How are monetary policy instruments managed?
There are two categories of monetary policy instruments: qualitative instruments and quantitative instruments.
- Open Market Operations, Bank Rate, Repo Rate, Reverse Repo Rate, Cash Reserve Ratio, Statutory Liquidity Ratio, Marginal Standing Facility, and Liquidity Adjustment Facility are among the quantitative instruments on the list (LAF).
- Direct action, adjustments to the profit margin, and moral persuasion are all examples of qualitative instruments.
Source The Indian Express
4 – GST Council: Prelims Specific Topic
The GST Council: What is It?
- The Constitutional (122nd Amendment) Bill (abbreviated CAB) was approved by both chambers of parliament in 2016 in order to establish GST.
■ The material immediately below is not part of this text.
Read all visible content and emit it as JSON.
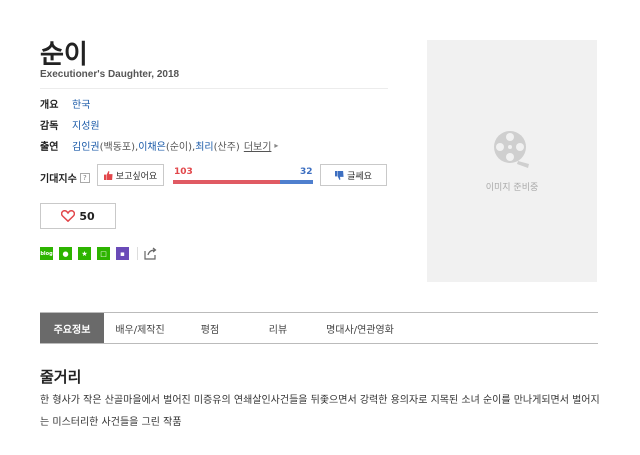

- More than 15 states approved the CAB, and the Hon. President subsequently signed “The Constitution (One Hundred and First Amendment) Act, 2016”.
- Since then, the GST council has been officially recognised, creating the constitutional body responsible for resolving GST-related disputes.
- According to Article 279A (1) of the modified Constitution, the President established this joint forum of the Center and the States.
Members:
- Union Finance Minister is the Chairman of the GST Council.
- State Finance Ministers are its members.
Functions:
- The Council is tasked with “making recommendations to the Union and the States on major GST-related issues, such as the commodities and services that may be subject to or excluded from GST, model GST Laws,” as stated in Article 279 of the Constitution.
- It also determines the different GST rate slabs.
- For instance, a panel of ministers’ interim report recommended levying a 28% GST on horse racing, online gaming, and casinos.